Meskipun Anggun bersahabat dengan Zulfa tetapi dia lebih kasihan lagi kepada istri Wildan dengan sikap Wildan seperti ini. Karena sesama wanita, Anggun paham perasaan istri Wildan. Pasti sakit jika melihat suaminya kebelingsatan mencari mantan calon istrinya.

Wildan mengacak-acak rambutnya gusar, merasa putus asa. Kepada siapa lagi ia harus bertanya keberadaan Zulfa?

"Ya sudah, makasih, Nggun. Maaf sudah mengganggu waktumu," ucap Wildan berdiri.

Anggun ikut pula berdiri, "Berpasrah pada Yang Maha Kuasa, Wil. Semoga Allah memberkahi pernikahanmu," ucapnya.

Wildan mengangguk kecil, perkataan Anggun terasa angin lalu. Dia merasa kosong sekarang. Gejolak rindu memenuhi ruang hatinya, perjuangannya mencari Zulfa hari ini sia-sia.

Wildan kembali ke mobilnya setelah berpamit ke Anggun.

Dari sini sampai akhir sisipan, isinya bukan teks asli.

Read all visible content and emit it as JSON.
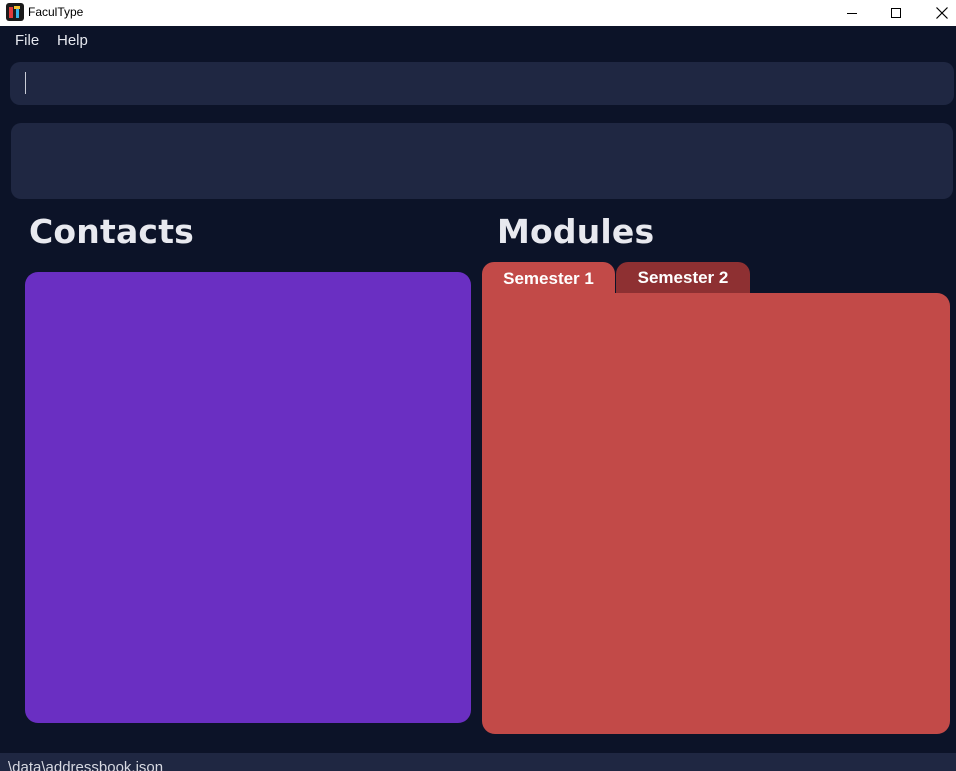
{
  "window": {
    "title": "FaculType",
    "icon": "faculype-app-icon"
  },
  "menu": {
    "file": "File",
    "help": "Help"
  },
  "command": {
    "value": "",
    "placeholder": ""
  },
  "result": {
    "text": ""
  },
  "contacts": {
    "title": "Contacts",
    "color": "#6a2fc2"
  },
  "modules": {
    "title": "Modules",
    "tabs": [
      {
        "label": "Semester 1",
        "selected": true,
        "color": "#c24a48"
      },
      {
        "label": "Semester 2",
        "selected": false,
        "color": "#8e3032"
      }
    ]
  },
  "status": {
    "path": "\\data\\addressbook.json"
  },
  "colors": {
    "background": "#0c1328",
    "box": "#1f2742",
    "contacts": "#6a2fc2",
    "modules": "#c24a48"
  }
}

Laki-laki itu menjatuhkan keningnya di kemudi. Seseorang! Tolonglah laki-laki itu! Sadarkan dia bahwa mencari suatu yang tak pasti itu sia-sia, tidak ada gunanya. Kembalikan lagi dia pada jalan-Nya, dia telah jauh tersesat.

Lama dalam posisinya, Wildan disadarkan oleh dering ponsel di saku kemejanya. Dengan malas laki-laki itu meraih benda persegi panjang itu, tertera nama Naira memanggilnya. Wildan menghembuskan napas berat, wanita itu sungguh membuat pikirannya semakin ruwet. Adakalanya dia membenci kehadiran Naira, namun adakala pula dia sangat kasihan kepada wanita yang berstatus istrinya itu. 

Menikahi sahabat memang tidak enak. Apalagi sahabat itu adalah wanita yang dicintai sahabatnya sendiri. Cinta segi apa sih ini? Ruwet sekali, pikir Wildan.

Wildan menggeser panel berwarna merah, dia tidak mood bicara sekarang. Dia ingin asyik tenggelam dalam lamunannya mengenang masa-masa indah yang sempat tercipta bersama Zulfa. Setidaknya itu bisa mengobati rasa rindunya.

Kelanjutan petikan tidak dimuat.